Многорукий бог далайна (Илл. А. Морозова) - Логинов Святослав Владимирович - Страница 9
- Предыдущая
- 9/108
- Следующая
Одонт поднял руку, требуя тишины.
— Мальчишка совершил преступление, которое нельзя оставить безнаказанным, — начал он, — но преступник еще слишком мал, и поэтому отвечать за него будет мать!
Одонт скосил глаза на женщину. Та стояла, очевидно моментально успокоившись, на ее лице сановник не заметил и тени испуга. И вновь за распахнувшимся воротом жанча дразняще заголубел призрак ожерелья. Несомненно, женщина знала себе цену или же просто была лишена страха. Обязательно в ближайшее же время надо будет озаботиться подысканием новых сушильщиков. А пока… Одонт вздохнул и закончил приговор:
— На виновницу накладывается штраф. В течение трех дней она должна внести в казну восемь ямхов просушенного харваха.
— Завтра начинается мягмар, — сказала мать. — Мне нечего будет сушить…
Наконец-то на лице гнилоедки появилась растерянность!
— Ничего, — злорадно сказал Хооргон. — Сырой харвах тебе принесут. А мальчишку, — добавил он, чтобы окончательно закрепить свою победу, — выпороть!

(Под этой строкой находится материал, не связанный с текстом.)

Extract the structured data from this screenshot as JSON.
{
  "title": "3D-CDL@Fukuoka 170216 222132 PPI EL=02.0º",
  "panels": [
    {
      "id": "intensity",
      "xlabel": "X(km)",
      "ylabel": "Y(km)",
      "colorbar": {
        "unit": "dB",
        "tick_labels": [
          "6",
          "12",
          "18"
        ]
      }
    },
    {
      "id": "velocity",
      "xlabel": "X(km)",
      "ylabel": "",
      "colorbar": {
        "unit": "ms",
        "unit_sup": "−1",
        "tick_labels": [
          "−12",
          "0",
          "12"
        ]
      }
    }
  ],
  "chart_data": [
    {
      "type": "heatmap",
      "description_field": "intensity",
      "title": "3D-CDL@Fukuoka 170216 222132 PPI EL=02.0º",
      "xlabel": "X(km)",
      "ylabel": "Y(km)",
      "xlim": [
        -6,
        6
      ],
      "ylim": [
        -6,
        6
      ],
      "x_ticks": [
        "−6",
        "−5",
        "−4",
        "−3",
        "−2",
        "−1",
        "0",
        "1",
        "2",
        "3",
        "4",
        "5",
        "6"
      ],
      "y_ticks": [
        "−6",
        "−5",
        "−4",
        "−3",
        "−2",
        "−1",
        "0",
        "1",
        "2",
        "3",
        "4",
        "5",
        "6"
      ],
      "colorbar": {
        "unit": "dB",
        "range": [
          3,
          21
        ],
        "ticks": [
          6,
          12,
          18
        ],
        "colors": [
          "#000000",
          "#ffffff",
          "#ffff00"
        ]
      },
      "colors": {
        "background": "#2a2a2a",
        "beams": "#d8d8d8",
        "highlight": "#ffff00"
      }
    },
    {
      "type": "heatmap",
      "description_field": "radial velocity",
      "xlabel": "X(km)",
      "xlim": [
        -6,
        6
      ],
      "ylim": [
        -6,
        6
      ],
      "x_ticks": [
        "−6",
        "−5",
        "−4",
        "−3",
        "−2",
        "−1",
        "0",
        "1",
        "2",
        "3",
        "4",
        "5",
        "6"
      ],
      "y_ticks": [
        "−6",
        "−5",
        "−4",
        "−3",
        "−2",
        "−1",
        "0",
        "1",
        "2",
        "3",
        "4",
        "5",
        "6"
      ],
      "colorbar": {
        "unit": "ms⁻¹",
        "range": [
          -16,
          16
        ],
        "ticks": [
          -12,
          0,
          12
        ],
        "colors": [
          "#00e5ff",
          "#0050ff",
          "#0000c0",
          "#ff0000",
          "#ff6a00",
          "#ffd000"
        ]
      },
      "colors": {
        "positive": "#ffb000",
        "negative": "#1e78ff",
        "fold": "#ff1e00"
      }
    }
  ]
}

Праздник мягмара — веселый мягмар, буйный мягмар, великий мягмар. Знать, простолюдины и изгои отмечают его по всем оройхонам. В этот день старик Тэнгэр закончил свой труд, и Ёроол-Гуй справляет новоселье. Ежегодно в первый день мягмара мерно дышащий далайн вскипает и покрывается пеной. Это пляшет в бездонных глубинах владыка всего живого — вечный и неуничтожимый Ёроол-Гуй. Далайн бушует, и на берег бывают выброшены удивительные монстры, каких в иное время вряд ли можно встретить. И только сам многорукий хозяин в течение всей праздничной недели ни разу не явится на поверхности.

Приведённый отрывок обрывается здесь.